A nurse is caring for a newborn immediately following birth. For which of the following reasons should the nurse delay the instillation of antibiotic ophthalmic ointment?
- A. To allow manifestations of infection to be identified
- B. The newborn weighs less than 2.5 kg (5.5 lb)
- C. The newborn was delivered via cesarean birth
- D. To facilitate bonding between the newborn and parent
Correct Answer: D
Rationale: Rationale: The correct answer is D - To facilitate bonding between the newborn and parent. Instillation of antibiotic ointment can interfere with the bonding process between the newborn and parent, as it may create a barrier between them. Bonding is crucial for establishing a strong emotional connection and attachment between the newborn and parent, which is important for the newborn's overall well-being. Delaying the instillation allows for uninterrupted skin-to-skin contact and bonding. Choices A, B, and C are incorrect because delaying antibiotic ointment instillation does not affect the identification of infection manifestations, the newborn's weight, or the mode of delivery.

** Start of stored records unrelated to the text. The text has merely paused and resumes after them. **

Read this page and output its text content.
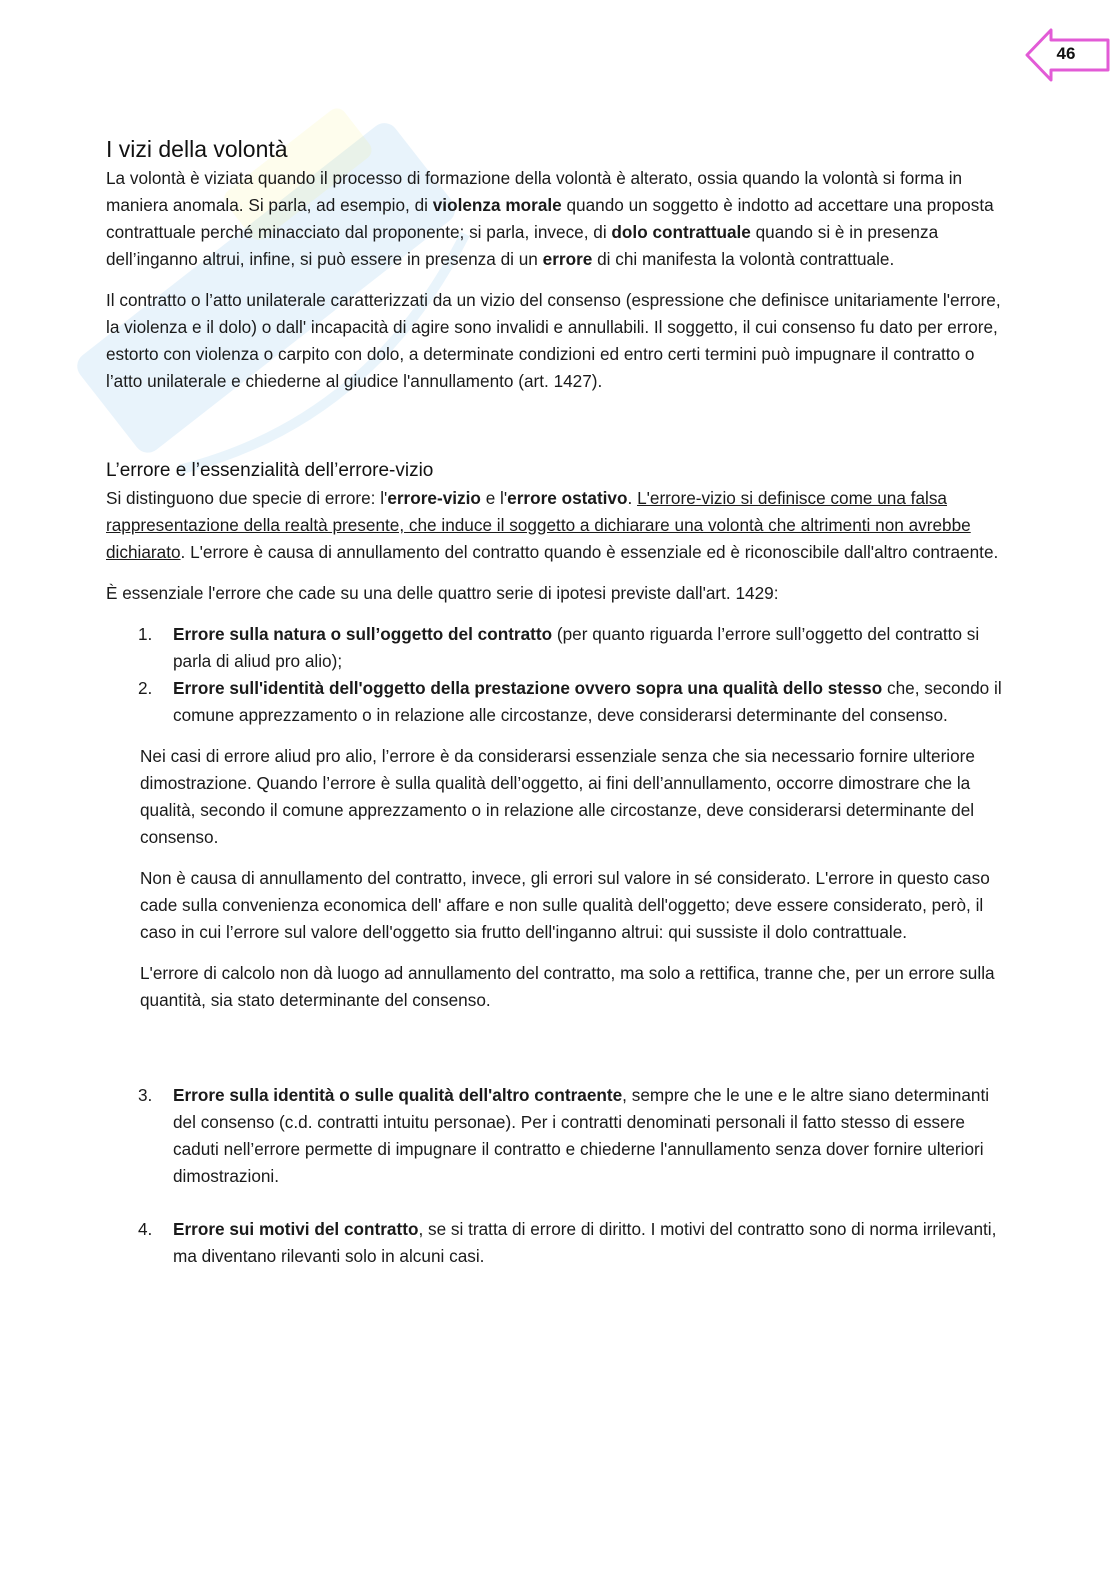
46
I vizi della volontà

La volontà è viziata quando il processo di formazione della volontà è alterato, ossia quando la volontà si forma in maniera anomala. Si parla, ad esempio, di violenza morale quando un soggetto è indotto ad accettare una proposta contrattuale perché minacciato dal proponente; si parla, invece, di dolo contrattuale quando si è in presenza dell’inganno altrui, infine, si può essere in presenza di un errore di chi manifesta la volontà contrattuale.

Il contratto o l’atto unilaterale caratterizzati da un vizio del consenso (espressione che definisce unitariamente l'errore, la violenza e il dolo) o dall' incapacità di agire sono invalidi e annullabili. Il soggetto, il cui consenso fu dato per errore, estorto con violenza o carpito con dolo, a determinate condizioni ed entro certi termini può impugnare il contratto o l’atto unilaterale e chiederne al giudice l'annullamento (art. 1427).

L’errore e l’essenzialità dell’errore-vizio

Si distinguono due specie di errore: l'errore-vizio e l'errore ostativo. L'errore-vizio si definisce come una falsa rappresentazione della realtà presente, che induce il soggetto a dichiarare una volontà che altrimenti non avrebbe dichiarato. L'errore è causa di annullamento del contratto quando è essenziale ed è riconoscibile dall'altro contraente.

È essenziale l'errore che cade su una delle quattro serie di ipotesi previste dall'art. 1429:

1. Errore sulla natura o sull’oggetto del contratto (per quanto riguarda l’errore sull’oggetto del contratto si parla di aliud pro alio);
2. Errore sull'identità dell'oggetto della prestazione ovvero sopra una qualità dello stesso che, secondo il comune apprezzamento o in relazione alle circostanze, deve considerarsi determinante del consenso.

Nei casi di errore aliud pro alio, l’errore è da considerarsi essenziale senza che sia necessario fornire ulteriore dimostrazione. Quando l’errore è sulla qualità dell’oggetto, ai fini dell’annullamento, occorre dimostrare che la qualità, secondo il comune apprezzamento o in relazione alle circostanze, deve considerarsi determinante del consenso.

Non è causa di annullamento del contratto, invece, gli errori sul valore in sé considerato. L'errore in questo caso cade sulla convenienza economica dell' affare e non sulle qualità dell'oggetto; deve essere considerato, però, il caso in cui l’errore sul valore dell'oggetto sia frutto dell'inganno altrui: qui sussiste il dolo contrattuale.

L'errore di calcolo non dà luogo ad annullamento del contratto, ma solo a rettifica, tranne che, per un errore sulla quantità, sia stato determinante del consenso.

3. Errore sulla identità o sulle qualità dell'altro contraente, sempre che le une e le altre siano determinanti del consenso (c.d. contratti intuitu personae). Per i contratti denominati personali il fatto stesso di essere caduti nell’errore permette di impugnare il contratto e chiederne l'annullamento senza dover fornire ulteriori dimostrazioni.
4. Errore sui motivi del contratto, se si tratta di errore di diritto. I motivi del contratto sono di norma irrilevanti, ma diventano rilevanti solo in alcuni casi.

A nurse is caring for a client who is at 36 weeks of gestation and has methicillin-resistant Staphylococcus aureus. Which of the following types of isolation precautions should the nurse initiate?
- A. Droplet
- B. Contact
- C. Protective environment
- D. Airborne
Correct Answer: B
Rationale: The correct answer is B: Contact precautions. Methicillin-resistant Staphylococcus aureus (MRSA) is typically spread through direct contact with contaminated skin or surfaces. Therefore, the nurse should initiate contact precautions to prevent the spread of infection. This includes wearing gloves and a gown when providing care to the client, as well as ensuring proper hand hygiene.
Choice A (Droplet precautions) is incorrect because MRSA is not transmitted through droplets in the air. Choice C (Protective environment) is incorrect as this type of isolation is used for clients who are immunocompromised to protect them from environmental pathogens. Choice D (Airborne precautions) is incorrect as MRSA is not transmitted through the airborne route.